A pesquisa “Hábitos de beleza da brasileira no verão e inverno”, encomendada pela P&G (multinacional de produtos de beleza) para o Instituto Ilumeo, revelou que apenas 2% das mulheres não depilavam a axila, mostrando quão forte é a cultura contra os pelos. O estudo foi realizado com 1.179 mulheres do Sudeste do País, de 25 a 32 anos de idade. “Fazer depilação é uma questão de higiene associada à estética. Não acho que essa moda vá pegar por aqui”, afirma a dermatologista Gabriella Vasconcellos, do Goa Health Club, centro de estética no Rio. “Esse é o único argumento que usam contra a depilação, e não é verdade. Ninguém se mete com os pelos dos homens, só com os nossos”, afirma a fotógrafa Nubia.

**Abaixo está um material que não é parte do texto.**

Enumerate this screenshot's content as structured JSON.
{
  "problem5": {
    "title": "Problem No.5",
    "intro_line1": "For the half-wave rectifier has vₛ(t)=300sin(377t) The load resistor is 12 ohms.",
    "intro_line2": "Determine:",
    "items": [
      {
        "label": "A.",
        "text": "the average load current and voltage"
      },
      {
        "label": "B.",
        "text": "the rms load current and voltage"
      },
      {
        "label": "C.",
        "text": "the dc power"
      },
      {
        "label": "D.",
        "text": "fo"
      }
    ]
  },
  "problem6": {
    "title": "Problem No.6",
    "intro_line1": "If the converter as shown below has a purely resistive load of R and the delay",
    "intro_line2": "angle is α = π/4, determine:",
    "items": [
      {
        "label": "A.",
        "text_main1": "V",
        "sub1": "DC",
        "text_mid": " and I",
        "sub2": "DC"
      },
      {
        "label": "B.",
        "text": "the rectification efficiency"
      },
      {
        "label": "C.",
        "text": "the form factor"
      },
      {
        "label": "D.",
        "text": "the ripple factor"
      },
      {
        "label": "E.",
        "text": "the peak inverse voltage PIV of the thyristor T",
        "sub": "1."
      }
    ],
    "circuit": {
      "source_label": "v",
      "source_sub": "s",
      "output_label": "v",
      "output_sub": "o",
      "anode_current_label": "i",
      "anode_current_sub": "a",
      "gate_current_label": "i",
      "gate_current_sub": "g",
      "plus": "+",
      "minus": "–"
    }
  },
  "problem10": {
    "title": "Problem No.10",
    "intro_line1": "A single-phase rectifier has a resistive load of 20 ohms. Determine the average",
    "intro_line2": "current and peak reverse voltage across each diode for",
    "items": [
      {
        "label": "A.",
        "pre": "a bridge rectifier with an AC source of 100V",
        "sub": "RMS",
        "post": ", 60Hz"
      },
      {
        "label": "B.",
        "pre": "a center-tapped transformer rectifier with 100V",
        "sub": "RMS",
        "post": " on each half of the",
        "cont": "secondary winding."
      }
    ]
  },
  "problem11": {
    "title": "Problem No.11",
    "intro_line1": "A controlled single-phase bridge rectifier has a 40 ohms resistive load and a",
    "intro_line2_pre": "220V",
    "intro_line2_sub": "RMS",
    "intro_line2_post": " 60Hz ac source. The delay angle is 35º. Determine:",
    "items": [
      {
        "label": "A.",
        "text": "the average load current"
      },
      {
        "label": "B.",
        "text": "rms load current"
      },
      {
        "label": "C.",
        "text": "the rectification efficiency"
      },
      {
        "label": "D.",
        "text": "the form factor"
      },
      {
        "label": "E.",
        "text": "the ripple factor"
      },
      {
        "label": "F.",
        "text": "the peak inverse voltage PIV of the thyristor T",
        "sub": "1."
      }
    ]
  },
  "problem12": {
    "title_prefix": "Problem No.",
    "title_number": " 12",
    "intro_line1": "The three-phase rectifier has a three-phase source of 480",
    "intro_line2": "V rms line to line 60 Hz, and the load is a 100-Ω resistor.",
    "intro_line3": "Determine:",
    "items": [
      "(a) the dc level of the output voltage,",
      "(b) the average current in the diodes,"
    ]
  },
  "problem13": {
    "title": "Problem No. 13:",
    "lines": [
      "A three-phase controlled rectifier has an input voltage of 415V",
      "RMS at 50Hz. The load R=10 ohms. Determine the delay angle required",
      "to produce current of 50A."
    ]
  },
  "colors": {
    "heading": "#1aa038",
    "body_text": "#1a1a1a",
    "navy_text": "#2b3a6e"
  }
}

Em outros países da Europa e dos Estados Unidos, o modismo atingiu também os pelos pubianos. Artistas como Cameron Diaz andam na contramão da depilação íntima total, em busca de um visual mais natural. Madonna divulgou, no mês passado, uma imagem com a axila peluda em redes sociais e provocou muitos comentários. Com o debate instalado, ela revelou que o visual fora feito para um ensaio de moda. “Quem sabe, com todas essas discussões, se ampliem as opções femininas, em que um corpo sem depilação seja uma possibilidade estética real”, afirma a professora universitária Adriana Braga. E, tudo indica, muitas outras mulheres.